Extracting structured data from scanned documents

Published in

Dashdoc

8 min readMar 10, 2022

At Dashdoc, our goal is to digitize the transportation sector. But our customers still have to deal with a lot of paper documents. Extracting informations from these documents could help us reduce manual processing.

The aim here was to get the weight of the load of a transport from a ticket picture taken by a trucker.

These weight notes can have various different layouts, often several weights are present on the tickets, they are not all in the same orientation, we have handwriting, blurred pictures, shadows…

The general approach was to proceed step by step, splitting the problem into successive subtasks:

Straighten the document
Extract the text from the image
Find the requested weight parts in the text
Rebuild the weight

Straighten the document

Thanks to a tool we use on the mobile side, most of the pictures are reframed around the document we want. But it can lead to documents with a 90° angle.

We chose to straighten these images as an automatic preprocessing. The idea was to make the task easier for the following steps.

To do so, we built an image classification model. We used transfer learning, taking a MobileNet model pretrained on ImageNet, on top of which we added some layers to fit our problem of 4 orientations (0°, 90°, 180°, 270°) classification. We trained these new layers on 1000 training tickets coming from our database, that we annotated with a home-made annotation tool, based on OpenCV. At the end of the training, we chose the model that gave the best result an on another 1000 validation tickets. This was done using Keras.

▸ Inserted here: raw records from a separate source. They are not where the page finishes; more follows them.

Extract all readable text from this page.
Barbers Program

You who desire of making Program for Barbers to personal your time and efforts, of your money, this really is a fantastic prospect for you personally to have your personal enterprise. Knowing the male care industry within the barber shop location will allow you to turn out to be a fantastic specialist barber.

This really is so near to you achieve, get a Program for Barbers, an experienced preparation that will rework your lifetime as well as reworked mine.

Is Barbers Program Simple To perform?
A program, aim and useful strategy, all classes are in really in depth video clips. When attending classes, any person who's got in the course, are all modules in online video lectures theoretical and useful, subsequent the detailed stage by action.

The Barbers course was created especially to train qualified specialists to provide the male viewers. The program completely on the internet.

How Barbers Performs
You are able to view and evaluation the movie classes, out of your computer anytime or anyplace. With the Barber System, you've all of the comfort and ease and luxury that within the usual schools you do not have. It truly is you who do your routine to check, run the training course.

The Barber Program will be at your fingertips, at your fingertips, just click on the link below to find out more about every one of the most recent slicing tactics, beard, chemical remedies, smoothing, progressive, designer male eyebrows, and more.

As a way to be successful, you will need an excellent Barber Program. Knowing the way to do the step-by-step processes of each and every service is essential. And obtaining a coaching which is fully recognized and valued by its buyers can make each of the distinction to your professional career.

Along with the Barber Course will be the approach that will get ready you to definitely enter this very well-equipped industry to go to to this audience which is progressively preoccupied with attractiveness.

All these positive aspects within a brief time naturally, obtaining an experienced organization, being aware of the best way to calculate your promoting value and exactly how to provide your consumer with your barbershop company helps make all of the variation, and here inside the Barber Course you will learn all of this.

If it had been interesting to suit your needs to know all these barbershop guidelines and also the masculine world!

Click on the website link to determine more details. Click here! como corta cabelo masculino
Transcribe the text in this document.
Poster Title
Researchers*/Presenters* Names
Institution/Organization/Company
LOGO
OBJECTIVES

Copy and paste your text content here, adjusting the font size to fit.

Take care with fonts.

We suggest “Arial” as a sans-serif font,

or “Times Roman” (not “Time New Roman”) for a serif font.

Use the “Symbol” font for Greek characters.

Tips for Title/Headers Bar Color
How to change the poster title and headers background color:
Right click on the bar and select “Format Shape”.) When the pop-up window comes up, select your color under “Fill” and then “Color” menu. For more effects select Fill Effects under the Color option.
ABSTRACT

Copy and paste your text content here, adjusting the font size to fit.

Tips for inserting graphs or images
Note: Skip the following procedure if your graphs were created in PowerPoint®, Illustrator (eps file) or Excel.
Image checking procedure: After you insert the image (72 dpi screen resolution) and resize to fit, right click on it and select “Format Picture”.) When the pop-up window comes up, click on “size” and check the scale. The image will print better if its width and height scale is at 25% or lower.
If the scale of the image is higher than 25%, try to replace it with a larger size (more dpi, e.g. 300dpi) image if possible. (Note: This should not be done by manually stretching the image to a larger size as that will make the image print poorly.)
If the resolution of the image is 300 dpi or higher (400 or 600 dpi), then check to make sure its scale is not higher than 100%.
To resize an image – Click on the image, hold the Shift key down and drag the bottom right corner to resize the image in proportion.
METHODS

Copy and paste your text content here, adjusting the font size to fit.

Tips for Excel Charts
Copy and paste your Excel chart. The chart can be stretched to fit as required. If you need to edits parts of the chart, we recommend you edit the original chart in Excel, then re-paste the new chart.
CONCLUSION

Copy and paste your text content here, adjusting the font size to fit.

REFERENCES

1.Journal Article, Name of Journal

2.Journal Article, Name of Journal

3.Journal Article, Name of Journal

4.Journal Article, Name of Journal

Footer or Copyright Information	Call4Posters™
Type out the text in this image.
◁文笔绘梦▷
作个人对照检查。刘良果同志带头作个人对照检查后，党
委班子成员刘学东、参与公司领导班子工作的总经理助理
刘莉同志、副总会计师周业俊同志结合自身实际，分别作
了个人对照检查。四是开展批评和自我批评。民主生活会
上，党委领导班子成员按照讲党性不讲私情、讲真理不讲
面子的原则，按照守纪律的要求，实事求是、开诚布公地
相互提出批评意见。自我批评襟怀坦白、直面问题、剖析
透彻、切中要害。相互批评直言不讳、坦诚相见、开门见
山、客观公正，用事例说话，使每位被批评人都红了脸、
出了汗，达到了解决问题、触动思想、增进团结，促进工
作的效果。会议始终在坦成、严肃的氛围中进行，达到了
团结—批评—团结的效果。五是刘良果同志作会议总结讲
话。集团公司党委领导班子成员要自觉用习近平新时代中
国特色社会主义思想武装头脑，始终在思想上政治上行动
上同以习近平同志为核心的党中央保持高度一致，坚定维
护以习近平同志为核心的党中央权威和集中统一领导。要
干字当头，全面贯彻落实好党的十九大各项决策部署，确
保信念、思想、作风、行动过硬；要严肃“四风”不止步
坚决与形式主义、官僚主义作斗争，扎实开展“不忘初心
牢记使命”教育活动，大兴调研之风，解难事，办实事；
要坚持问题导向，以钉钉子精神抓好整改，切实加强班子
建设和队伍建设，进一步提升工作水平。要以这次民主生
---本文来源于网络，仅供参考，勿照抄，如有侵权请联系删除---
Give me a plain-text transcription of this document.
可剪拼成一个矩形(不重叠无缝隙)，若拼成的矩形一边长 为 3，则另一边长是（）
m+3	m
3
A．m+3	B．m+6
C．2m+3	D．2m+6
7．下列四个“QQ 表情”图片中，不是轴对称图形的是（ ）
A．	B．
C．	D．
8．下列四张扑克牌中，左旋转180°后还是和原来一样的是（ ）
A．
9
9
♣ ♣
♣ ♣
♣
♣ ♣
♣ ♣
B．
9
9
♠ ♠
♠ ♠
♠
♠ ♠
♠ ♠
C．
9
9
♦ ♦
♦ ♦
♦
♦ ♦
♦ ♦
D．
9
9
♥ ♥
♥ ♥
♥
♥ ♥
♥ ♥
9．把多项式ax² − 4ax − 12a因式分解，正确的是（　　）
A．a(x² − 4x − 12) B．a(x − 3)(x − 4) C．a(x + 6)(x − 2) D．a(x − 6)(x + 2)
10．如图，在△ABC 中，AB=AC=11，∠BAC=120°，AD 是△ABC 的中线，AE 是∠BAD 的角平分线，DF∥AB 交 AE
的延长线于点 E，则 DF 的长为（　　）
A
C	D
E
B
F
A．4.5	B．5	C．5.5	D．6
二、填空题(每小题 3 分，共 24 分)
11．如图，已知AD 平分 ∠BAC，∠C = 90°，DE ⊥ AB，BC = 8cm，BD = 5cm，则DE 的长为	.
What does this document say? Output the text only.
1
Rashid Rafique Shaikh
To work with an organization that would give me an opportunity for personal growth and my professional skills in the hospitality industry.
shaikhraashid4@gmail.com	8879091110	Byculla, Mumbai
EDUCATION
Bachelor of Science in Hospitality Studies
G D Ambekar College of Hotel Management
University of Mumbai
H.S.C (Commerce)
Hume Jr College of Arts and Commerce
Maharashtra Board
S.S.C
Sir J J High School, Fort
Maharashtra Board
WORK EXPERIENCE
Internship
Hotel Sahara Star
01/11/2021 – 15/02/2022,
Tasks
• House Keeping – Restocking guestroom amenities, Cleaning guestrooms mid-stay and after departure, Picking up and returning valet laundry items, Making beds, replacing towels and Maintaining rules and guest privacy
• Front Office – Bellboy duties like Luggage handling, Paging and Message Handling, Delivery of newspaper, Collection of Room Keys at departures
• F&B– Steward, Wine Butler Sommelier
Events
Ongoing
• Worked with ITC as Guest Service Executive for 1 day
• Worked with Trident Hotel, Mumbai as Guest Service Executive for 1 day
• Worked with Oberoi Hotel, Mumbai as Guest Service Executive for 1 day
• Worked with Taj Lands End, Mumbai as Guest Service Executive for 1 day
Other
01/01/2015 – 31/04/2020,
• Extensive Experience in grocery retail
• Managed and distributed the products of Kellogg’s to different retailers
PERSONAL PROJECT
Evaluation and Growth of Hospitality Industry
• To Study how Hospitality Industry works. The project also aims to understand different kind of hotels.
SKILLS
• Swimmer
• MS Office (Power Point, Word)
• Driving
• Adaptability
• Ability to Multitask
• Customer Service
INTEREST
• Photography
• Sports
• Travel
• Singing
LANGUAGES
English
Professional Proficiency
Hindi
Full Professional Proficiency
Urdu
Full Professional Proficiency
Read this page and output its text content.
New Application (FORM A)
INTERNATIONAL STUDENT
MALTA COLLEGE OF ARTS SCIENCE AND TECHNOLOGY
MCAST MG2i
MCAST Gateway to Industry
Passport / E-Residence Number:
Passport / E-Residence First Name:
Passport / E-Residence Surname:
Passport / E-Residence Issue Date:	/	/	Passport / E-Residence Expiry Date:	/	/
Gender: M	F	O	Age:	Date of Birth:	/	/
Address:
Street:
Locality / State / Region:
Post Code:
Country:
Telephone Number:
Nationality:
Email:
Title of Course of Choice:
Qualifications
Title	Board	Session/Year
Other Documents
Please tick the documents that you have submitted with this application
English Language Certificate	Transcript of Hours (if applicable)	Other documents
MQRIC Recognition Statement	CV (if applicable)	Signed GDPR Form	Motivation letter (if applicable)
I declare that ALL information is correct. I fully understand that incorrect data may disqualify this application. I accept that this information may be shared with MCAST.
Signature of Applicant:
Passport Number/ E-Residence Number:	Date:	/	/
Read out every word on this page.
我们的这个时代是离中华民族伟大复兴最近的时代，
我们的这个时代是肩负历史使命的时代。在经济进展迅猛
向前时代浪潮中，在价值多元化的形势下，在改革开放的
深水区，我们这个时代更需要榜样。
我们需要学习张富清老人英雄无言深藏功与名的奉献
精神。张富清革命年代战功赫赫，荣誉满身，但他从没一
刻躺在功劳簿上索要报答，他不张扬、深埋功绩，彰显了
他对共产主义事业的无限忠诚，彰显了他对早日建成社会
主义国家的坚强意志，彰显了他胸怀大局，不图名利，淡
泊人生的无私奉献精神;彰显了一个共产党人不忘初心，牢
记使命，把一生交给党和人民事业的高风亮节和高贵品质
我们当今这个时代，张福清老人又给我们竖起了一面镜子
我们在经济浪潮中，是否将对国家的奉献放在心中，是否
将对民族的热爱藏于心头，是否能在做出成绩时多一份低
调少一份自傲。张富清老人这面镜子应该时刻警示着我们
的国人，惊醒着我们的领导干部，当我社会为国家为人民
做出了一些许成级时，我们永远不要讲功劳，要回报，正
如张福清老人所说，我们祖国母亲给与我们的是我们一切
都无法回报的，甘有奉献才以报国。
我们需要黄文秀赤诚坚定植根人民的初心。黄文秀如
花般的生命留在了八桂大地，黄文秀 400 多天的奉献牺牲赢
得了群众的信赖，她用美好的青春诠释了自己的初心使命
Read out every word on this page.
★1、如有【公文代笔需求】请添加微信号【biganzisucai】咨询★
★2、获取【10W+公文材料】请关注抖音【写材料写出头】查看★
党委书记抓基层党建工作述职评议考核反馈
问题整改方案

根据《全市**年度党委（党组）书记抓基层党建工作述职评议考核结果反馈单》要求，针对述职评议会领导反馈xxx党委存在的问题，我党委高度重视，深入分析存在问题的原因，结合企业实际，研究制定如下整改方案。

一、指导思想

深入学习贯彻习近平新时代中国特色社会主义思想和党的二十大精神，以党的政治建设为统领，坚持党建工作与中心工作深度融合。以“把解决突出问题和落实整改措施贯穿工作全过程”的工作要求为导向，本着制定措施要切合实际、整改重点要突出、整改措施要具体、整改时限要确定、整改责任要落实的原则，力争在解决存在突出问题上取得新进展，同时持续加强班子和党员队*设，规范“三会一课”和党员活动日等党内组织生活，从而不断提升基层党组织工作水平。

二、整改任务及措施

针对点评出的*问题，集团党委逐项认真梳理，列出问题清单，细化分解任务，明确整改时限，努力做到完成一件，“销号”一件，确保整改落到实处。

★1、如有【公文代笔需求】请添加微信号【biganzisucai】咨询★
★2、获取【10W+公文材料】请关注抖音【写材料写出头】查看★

import tensorflow as tfidg = tf.keras.preprocessing.image.ImageDataGenerator() 
training_data_generator = idg.flow_from_dataframe(
    training_data, directory=output_path,
    x_col="filename", y_col="orientation",
    target_size=(224, 224),
)
validation_data_generator = idg.flow_from_dataframe(
    validation_data, directory=output_path,
    x_col="filename", y_col="orientation",
    target_size=(224, 224),
)inputs = tf.keras.Input(shape=(224, 224, 3))
scale_layer = tf.keras.layers.Rescaling(scale=1 / 127.5, offset=-1)
x = scale_layer(inputs)
base_model = tf.keras.applications.MobileNet(
    weights="imagenet",
    input_shape=(224, 224, 3),
    include_top=False,
  )
base_model.trainable = False
x = base_model(x, training=False)
x = tf.keras.layers.GlobalAveragePooling2D()(x)
outputs = tf.keras.layers.Dense(4, activation='softmax')(x)
model = tf.keras.Model(inputs, outputs)model.compile(
    optimizer=tf.keras.optimizers.Adam(),
    loss='categorical_crossentropy',
    metrics=['categorical_accuracy'],
)
checkpoint = tf.keras.callbacks.ModelCheckpoint(
        save_dir + "mobilenet.h5", 
        monitor='val_categorical_accuracy', verbose=1, 
        save_best_only=True, mode='max'
    )
callbacks = [checkpoint]
model.fit(
    training_data_generator,
    epochs=20,
    validation_data=validation_data_generator,
		callbacks=callbacks
)

Thanks to this, we managed to reduce the number of wrong orientations from 13.5% to 2.5% on our 1000 test tickets.

Extract the text

The following step was to extract the text from the image. This is the OCR (Optical Character Recognition) part. For this, we used the docTR package from Mindee. DocTR divides the task into two parts: first text detection (isolate words regions), then text recognition (identify characters). We use the default pretrained detection and recognition models provided by docTR.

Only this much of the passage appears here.